Del resto non sono un mistero i propositi secessionisti della Lega nord che, in fase di costruzione della zona euro, hanno spinto il suo leader Umberto Bossi a proporre che, nel sistema monetario europeo, entrasse solo la Padania, lasciando che il resto dell’ Italia si congiungesse eventualmente con l’Africa.
La sostanziale divisione tra il Nord ed il Sud Italia, sia dal punto di vista socio-economico che da quello culturale, ha dato l’occasione alla Lega Nord di alzare, negli anni novanta, la bandiera della secessione e, passando attraverso parole d’ordine come Roma ladrona, ha guadagnano in meno di un decennio oltre la metà dell’elettorato della cosiddetta “Padania”.

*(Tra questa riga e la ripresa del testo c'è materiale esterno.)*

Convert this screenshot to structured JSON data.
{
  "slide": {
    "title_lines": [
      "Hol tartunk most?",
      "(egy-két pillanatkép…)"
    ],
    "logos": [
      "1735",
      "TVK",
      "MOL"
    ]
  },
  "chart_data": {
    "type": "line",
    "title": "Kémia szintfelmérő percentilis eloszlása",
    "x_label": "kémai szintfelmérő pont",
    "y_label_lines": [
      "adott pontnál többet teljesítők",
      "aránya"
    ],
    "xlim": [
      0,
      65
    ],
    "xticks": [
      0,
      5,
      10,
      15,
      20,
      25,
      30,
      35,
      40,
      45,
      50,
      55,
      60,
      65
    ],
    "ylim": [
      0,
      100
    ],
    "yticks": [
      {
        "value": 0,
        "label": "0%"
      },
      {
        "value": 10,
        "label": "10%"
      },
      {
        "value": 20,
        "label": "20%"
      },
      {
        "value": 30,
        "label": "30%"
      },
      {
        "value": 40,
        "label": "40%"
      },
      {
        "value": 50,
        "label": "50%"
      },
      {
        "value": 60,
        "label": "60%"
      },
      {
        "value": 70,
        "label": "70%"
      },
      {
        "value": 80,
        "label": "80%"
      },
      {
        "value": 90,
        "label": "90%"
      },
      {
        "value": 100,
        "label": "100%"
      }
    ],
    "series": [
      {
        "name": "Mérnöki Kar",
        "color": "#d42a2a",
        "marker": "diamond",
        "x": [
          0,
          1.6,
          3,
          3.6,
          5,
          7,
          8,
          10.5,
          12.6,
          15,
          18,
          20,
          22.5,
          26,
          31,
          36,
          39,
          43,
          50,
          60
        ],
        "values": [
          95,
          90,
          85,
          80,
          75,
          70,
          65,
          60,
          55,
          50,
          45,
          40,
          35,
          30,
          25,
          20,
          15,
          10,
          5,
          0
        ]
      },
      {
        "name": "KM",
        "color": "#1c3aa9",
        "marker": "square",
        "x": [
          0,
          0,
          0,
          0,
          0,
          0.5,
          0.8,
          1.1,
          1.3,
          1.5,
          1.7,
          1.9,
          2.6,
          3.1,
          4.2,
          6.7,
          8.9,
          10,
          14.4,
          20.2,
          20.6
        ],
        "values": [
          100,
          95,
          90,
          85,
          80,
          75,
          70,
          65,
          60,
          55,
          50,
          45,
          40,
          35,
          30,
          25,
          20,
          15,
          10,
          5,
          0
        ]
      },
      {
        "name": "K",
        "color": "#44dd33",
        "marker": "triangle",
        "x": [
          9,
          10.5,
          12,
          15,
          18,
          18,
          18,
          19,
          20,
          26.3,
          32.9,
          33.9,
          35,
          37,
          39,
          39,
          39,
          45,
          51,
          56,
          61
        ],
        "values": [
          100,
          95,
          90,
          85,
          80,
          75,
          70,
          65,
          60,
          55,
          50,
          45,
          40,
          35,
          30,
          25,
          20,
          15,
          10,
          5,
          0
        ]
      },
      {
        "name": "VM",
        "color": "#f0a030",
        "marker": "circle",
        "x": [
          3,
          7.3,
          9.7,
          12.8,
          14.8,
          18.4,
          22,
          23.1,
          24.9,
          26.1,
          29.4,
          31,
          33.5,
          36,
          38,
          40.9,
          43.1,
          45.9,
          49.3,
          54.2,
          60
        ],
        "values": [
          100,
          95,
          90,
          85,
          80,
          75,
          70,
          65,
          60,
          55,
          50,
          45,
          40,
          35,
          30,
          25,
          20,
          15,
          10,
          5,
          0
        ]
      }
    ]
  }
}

Infatti, la Lega Nord, suo massimo splendore, alle elezioni del 1996, in quest’area ha raccolto il 25-30% dei voti pari a livello nazionale, al 10%, che non è proprio una bazzecola per un movimento politico che è nato su basi localistiche.
Di fatto, dalla scesa in campo della Lega, e visti i mutati equilibri internazionali, “i progetti di partizione della Repubblica Italiana appartengono al futuro pensabile” ( Limes, 02/2011).

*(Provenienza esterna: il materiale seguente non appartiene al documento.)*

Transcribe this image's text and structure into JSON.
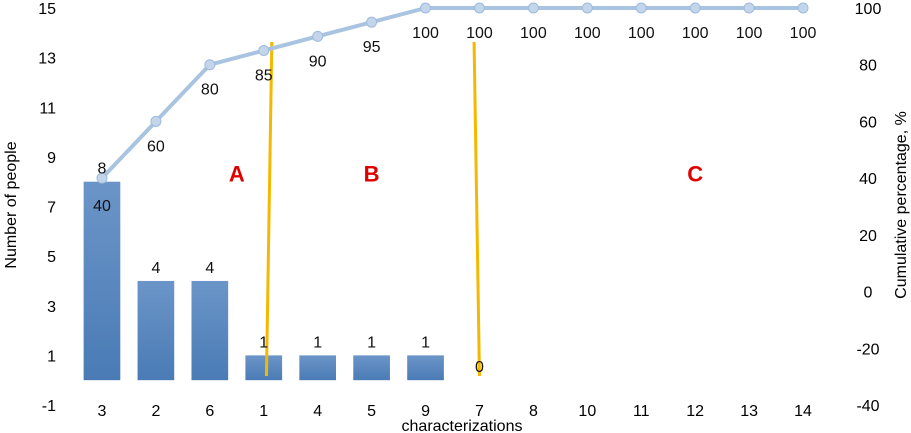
{
  "chart_data": {
    "type": "bar",
    "title": "",
    "xlabel": "characterizations",
    "ylabel": "Number of people",
    "y2label": "Cumulative percentage, %",
    "categories": [
      "3",
      "2",
      "6",
      "1",
      "4",
      "5",
      "9",
      "7",
      "8",
      "10",
      "11",
      "12",
      "13",
      "14"
    ],
    "series": [
      {
        "kind": "bar",
        "axis": "left",
        "values": [
          8,
          4,
          4,
          1,
          1,
          1,
          1,
          0,
          0,
          0,
          0,
          0,
          0,
          0
        ],
        "data_labels": [
          "8",
          "4",
          "4",
          "1",
          "1",
          "1",
          "1",
          "0",
          "",
          "",
          "",
          "",
          "",
          ""
        ]
      },
      {
        "kind": "line",
        "axis": "right",
        "values": [
          40,
          60,
          80,
          85,
          90,
          95,
          100,
          100,
          100,
          100,
          100,
          100,
          100,
          100
        ],
        "data_labels": [
          "40",
          "60",
          "80",
          "85",
          "90",
          "95",
          "100",
          "100",
          "100",
          "100",
          "100",
          "100",
          "100",
          "100"
        ]
      }
    ],
    "ylim": [
      -1,
      15
    ],
    "yticks": [
      "-1",
      "1",
      "3",
      "5",
      "7",
      "9",
      "11",
      "13",
      "15"
    ],
    "y2lim": [
      -40,
      100
    ],
    "y2ticks": [
      "-40",
      "-20",
      "0",
      "20",
      "40",
      "60",
      "80",
      "100"
    ],
    "zones": [
      {
        "label": "A",
        "x": 2.5
      },
      {
        "label": "B",
        "x": 5.0
      },
      {
        "label": "C",
        "x": 11.0
      }
    ],
    "zone_dividers": [
      {
        "x_top": 3.15,
        "x_bottom": 3.05
      },
      {
        "x_top": 6.9,
        "x_bottom": 7.0
      }
    ],
    "colors": {
      "bar": "#4a7bb5",
      "line": "#a9c4e0",
      "marker": "#c3d5ea",
      "divider": "#f5b800",
      "zone_label": "#e00000"
    }
  }
}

Ma cosa spingeva 150 anni fa il popolo della penisola a trasformare questo mosaico di culture, di linguaggi, di stili di vita, in una nazione? Era soltanto sotto la spinta ideologica che si muovevano migliaia di uomini o a muoverli non erano piuttosto precisi interessi materiali?
Il ventennio che va dal 1850 al 1870 è segnato da profondi e radicali rivolgimenti che scuotono profondamente le fondamenta dell’intera società europea e non solo europea. E’ un periodo in cui si registra una forte innovazione scientifica e tecnologica, un poderoso sviluppo dell’industria e con esso ha luogo anche una grande concentrazione di capitali. Muta radicalmente la divisione internazionale del lavoro e, soprattutto per volontà della Gran Bretagna, vengono liberalizzati i mercati con un forte inasprimento della concorrenza a tutto vantaggio dei paesi capitalisticamente più sviluppati e a discapito soprattutto del proletariato e delle fasce più deboli della popolazione europea come dimostrano i tanti conflitti sociali che sconvolsero l’intero panorama sociale e politico del vecchio continente.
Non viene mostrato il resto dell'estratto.